As shown in fig. 2, 3 and 4, a blower 900 is disposed on the lower module 700 between the inlet tank 702 and the outlet tank 703, a blowing pipe 901 is formed between the blower 900 and the recycling pipe 705, and a plurality of blowing holes are opened on the recycling pipe 705 connected to the blowing pipe 901. When the product after hydraulic pressure enters the recycling pipeline 705 from the inlet slot 702, the blower 900 is started, and air is blown through the blowing pipeline 901 and finally blown onto the product in the recycling pipeline 705 through the blowing holes, so that the heat on the surface of the product can be quickly volatilized, and the cooling effect is achieved.

As shown in fig. 4, an included angle α is formed between an extension line of the recycling pipeline 705 and a plane of the bottom of the lower module 700, and the included angle α is 50 to 80 degrees, when the included angle α is too large, the time for the product to fall to the outlet groove 703 is short, so that the blowing time is insufficient, the cooling effect is not good, and the product is damaged due to impact when falling to the outlet groove 703 at too high speed, and when the included angle α is too small, the cooling effect is good, but the time for the product to fall to the outlet groove 703 is long, so that the time for collecting the product is delayed.

The above description is only exemplary of the present invention and should not be taken as limiting the scope of the present invention, as any modifications, equivalents, improvements and the like made within the spirit and principles of the present invention are intended to be included within the scope of the present invention.

Claims

1. A hydraulic machine characterized in that: the hydraulic control system comprises a hydraulic host, a hydraulic cylinder, a hydraulic pipeline, an upper fixed seat, an upper module, a lower fixed seat, a lower module and a guide rod; the upper fixed seat, the upper module and the lower module are movably connected by the guide rod from top to bottom in sequence; the hydraulic cylinder is arranged at the top of the upper fixed seat, the lower fixed seat is arranged at the bottom of the lower module, a support is fixed on one side of the lower fixed seat, the hydraulic host is arranged on the support, and the hydraulic pipeline is hydraulically connected between the hydraulic host and the hydraulic cylinder;

2. A hydraulic machine as claimed in claim 1, characterized in that: the upper fixing seat is connected with the upper module through a flange.

3. A hydraulic machine as claimed in claim 1, characterized in that: the size of the inner diameter of the stress groove is smaller than the width of the stress plate.

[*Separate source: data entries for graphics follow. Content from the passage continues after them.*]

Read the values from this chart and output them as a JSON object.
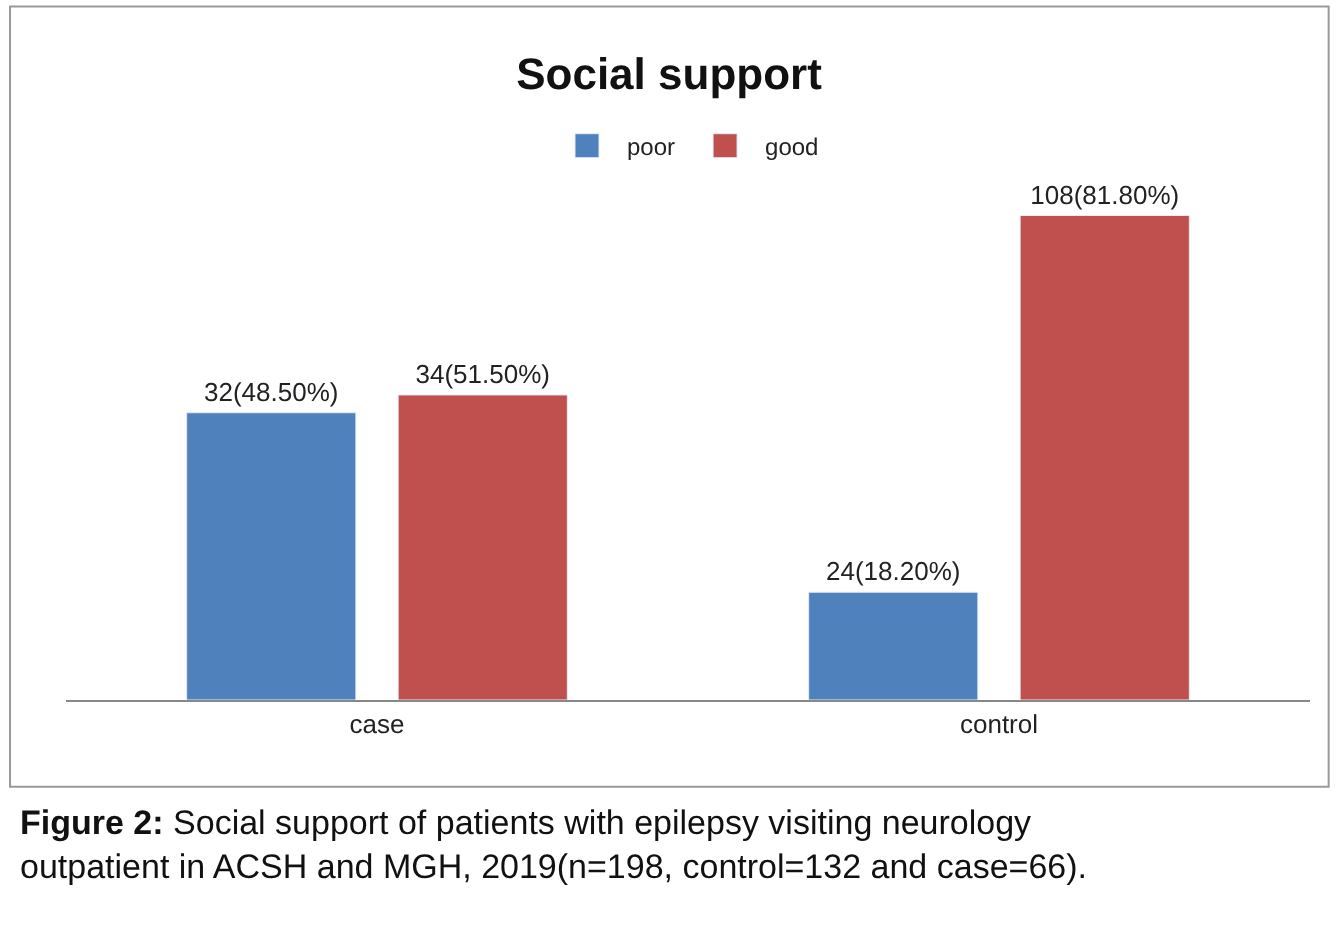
{
  "chart_data": {
    "type": "bar",
    "title": "Social support",
    "categories": [
      "case",
      "control"
    ],
    "series": [
      {
        "name": "poor",
        "color": "#4f81bd",
        "values": [
          48.5,
          18.2
        ],
        "value_labels": [
          "32(48.50%)",
          "24(18.20%)"
        ]
      },
      {
        "name": "good",
        "color": "#c0504d",
        "values": [
          51.5,
          81.8
        ],
        "value_labels": [
          "34(51.50%)",
          "108(81.80%)"
        ]
      }
    ],
    "tick_labels": "x",
    "legend": "top",
    "annotations": [
      "Figure 2: Social support of patients with epilepsy visiting neurology outpatient in ACSH and MGH, 2019(n=198, control=132 and case=66)."
    ]
  }
}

4. A hydraulic machine as claimed in claim 1, characterized in that: the lower module between the inlet groove and the outlet groove is provided with a blower, a blowing pipeline is formed between the blower and the recovery pipeline, and the recovery pipeline connected with the blowing pipeline is provided with a plurality of blowing holes.

5. The hydraulic machine as claimed in claim 1, wherein an included angle α is formed between an extension line of the recovery pipeline and a plane of the bottom of the lower die block, and the included angle α is 50-80 °.